Naval reservist teaches high school students and NATO partners
Royal Canadian Navy (RCN) Reservist and High school teacher, Petty Officer Second Class Lyle Morrison, continues his teachings outside of his classroom as he mentors fellow RCN sailors and trains with our NATO allies.
PO2 Morrison was born in Thompson, M.B., raised in Thunder Bay, O.N., and now resides in Ottawa, O.N. where he works a full-time civilian job as a teacher and serves part-time in the Naval Reserve at HMCS Carleton.
A life-long learner, PO2 Morrison joined the naval reserve unit HMCS Griffon (Thunder Bay) in 2005 as a Marine Technician. He joined the RCN because it presented him with an opportunity to learn something new and to work with his hands.
Aside from being a Marine Technician in the RCN, PO2 Morrison has worked as an instructor for military recruits, taught First Aid courses, studied engineering at Canadian Forces Fleet School Québec, and participated in Exercise TRADEWINDS in the Dominican Republic where he instructed allied nations on RCN damage control strategies, to name just a few of the challenging and rewarding experiences the RCN has presented to him. Most recently, PO2 Morrison was appointed to the Naval Security Team, a group of highly skilled RCN members consisting of various seagoing occupations that deploy in support of Government of Canada missions where they are responsible for safeguarding ships while they are in foreign ports. The RCN has provided PO2 Morrison with greater opportunities than he could have ever imagined.

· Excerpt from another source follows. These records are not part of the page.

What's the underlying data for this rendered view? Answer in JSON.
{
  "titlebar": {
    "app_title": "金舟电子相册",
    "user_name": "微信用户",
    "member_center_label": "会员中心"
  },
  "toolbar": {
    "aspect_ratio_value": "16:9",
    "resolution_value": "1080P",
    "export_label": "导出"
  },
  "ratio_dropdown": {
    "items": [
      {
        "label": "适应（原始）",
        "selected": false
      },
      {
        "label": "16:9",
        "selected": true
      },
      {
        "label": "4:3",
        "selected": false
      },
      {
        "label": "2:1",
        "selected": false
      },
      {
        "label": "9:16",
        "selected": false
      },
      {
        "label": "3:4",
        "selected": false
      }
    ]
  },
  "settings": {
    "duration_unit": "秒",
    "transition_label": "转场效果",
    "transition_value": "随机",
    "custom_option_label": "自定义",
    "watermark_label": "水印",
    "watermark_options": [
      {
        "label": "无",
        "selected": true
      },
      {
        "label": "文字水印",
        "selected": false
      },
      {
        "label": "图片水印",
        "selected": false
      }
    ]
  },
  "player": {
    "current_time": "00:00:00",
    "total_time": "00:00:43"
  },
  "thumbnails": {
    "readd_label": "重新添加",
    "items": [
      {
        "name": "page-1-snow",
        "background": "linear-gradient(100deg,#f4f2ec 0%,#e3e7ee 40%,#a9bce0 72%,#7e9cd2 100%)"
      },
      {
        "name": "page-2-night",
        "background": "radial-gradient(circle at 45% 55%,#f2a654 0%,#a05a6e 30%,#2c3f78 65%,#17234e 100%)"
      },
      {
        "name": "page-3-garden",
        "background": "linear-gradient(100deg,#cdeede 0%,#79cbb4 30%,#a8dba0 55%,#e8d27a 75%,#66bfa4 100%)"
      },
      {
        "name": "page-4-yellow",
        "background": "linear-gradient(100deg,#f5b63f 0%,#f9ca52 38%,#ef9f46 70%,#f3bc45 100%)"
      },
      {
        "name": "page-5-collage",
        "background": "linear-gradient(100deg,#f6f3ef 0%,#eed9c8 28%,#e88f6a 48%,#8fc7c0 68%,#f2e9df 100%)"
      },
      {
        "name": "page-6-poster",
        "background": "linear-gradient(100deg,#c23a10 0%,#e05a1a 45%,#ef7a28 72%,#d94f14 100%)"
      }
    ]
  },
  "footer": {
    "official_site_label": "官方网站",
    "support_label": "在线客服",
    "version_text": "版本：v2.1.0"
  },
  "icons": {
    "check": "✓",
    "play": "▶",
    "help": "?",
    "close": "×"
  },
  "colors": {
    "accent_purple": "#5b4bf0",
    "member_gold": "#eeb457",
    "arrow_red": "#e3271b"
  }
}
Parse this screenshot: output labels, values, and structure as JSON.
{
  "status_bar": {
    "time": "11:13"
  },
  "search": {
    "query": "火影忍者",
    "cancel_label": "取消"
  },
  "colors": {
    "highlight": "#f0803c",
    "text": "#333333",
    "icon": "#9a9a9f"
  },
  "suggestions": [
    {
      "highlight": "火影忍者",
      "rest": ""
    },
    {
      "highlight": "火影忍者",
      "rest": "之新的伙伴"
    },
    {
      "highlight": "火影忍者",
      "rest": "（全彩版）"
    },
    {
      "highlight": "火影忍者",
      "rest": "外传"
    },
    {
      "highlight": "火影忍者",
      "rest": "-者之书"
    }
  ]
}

For anyone considering joining the RCN, PO2 Morrison says there is tremendous room to grow and it can change your life. However, he notes that a career in the military is not for everyone.
“If you value creature comforts over adventure, or convenience over hard work, then this probably isn’t the organization for you,” PO2 Morrison says. “If you want to challenge yourself, try something new, travel the world and meet incredible people, then it might be worth a try. “
PO2 Morrison enjoys teaching and sharing his stories with others and he encourages Canadians to ask military members in their communities about their experiences.
“The uniform is just a set of clothes,” he says.
“We are ordinary people who belong to an extraordinary organization. We are just citizens trying to do some good in the world. Every sailor has a story that’s worth hearing. Ask them. Find out about the person in the uniform. You may have more in common than you think.”